Is information sent to the server and to the game server encrypted both ways? If not why?
Seems like your site does not work?
EDIT: Would also tell you that you must choose certificate to connect with, and using a phone emulator and the menu is 2/10th of the screen.
Also insecure use of headers, I recommend you check out some guides for what headers you should use to make your site even more secure.
I guess one concern I would have if I were you is - what happens if roblox provides an alternative to private modules, or an improved system in the near future?
SHA256 is an industry standard. BCrypt is not included in then openSSL library and I would be very hesitant to leave industry standards. I’ll be switching to PKCS5_PBKDF2_HMAC as recommended above though.
Yes, it will be. I’ll begin working on that this week.
Haha, it is designed to fail early and often rather than let things slip by. I’ll be working on better error handling once the core features are in place. I’m assuming that after refreshing you were able to log in?
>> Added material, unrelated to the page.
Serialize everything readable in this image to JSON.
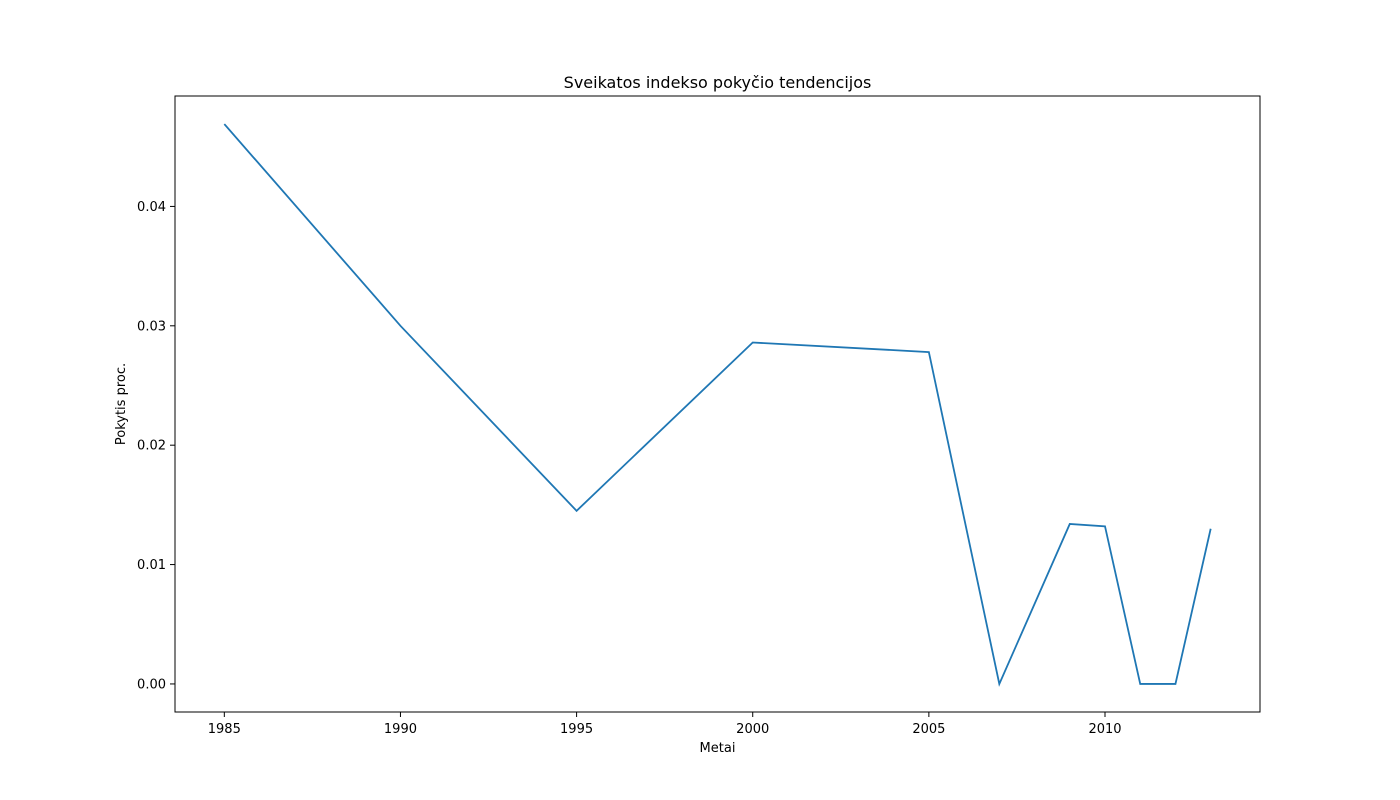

I’m not interested in supporting mobile device at this time: Roblox studio is desktop only, and so is my website.
I’m sorry? What do you mean. The server is sending its certificate out and RSA is being used.
I’m assuming you are discussing caching, sniffing, and like matters. The security is in place, the headers only politely ask attackers to stay away. I’ll look into it in the future after the core functionality is present, but if you feel that it should be more of a priority, feel free to send me a message.
My intent isn’t to benefit from the community, but to provide a bridge and help out in a time of need. That being said: the sooner Roblox offers a replacement, the better. There is an argument to be made for commercialization of features though, much like businesses taking over where the government used to manage. For that to be a success though, even I must admit that competition is needed.
1 Like
Apologies, but I had to choose a certificate upon visiting your site for the first time.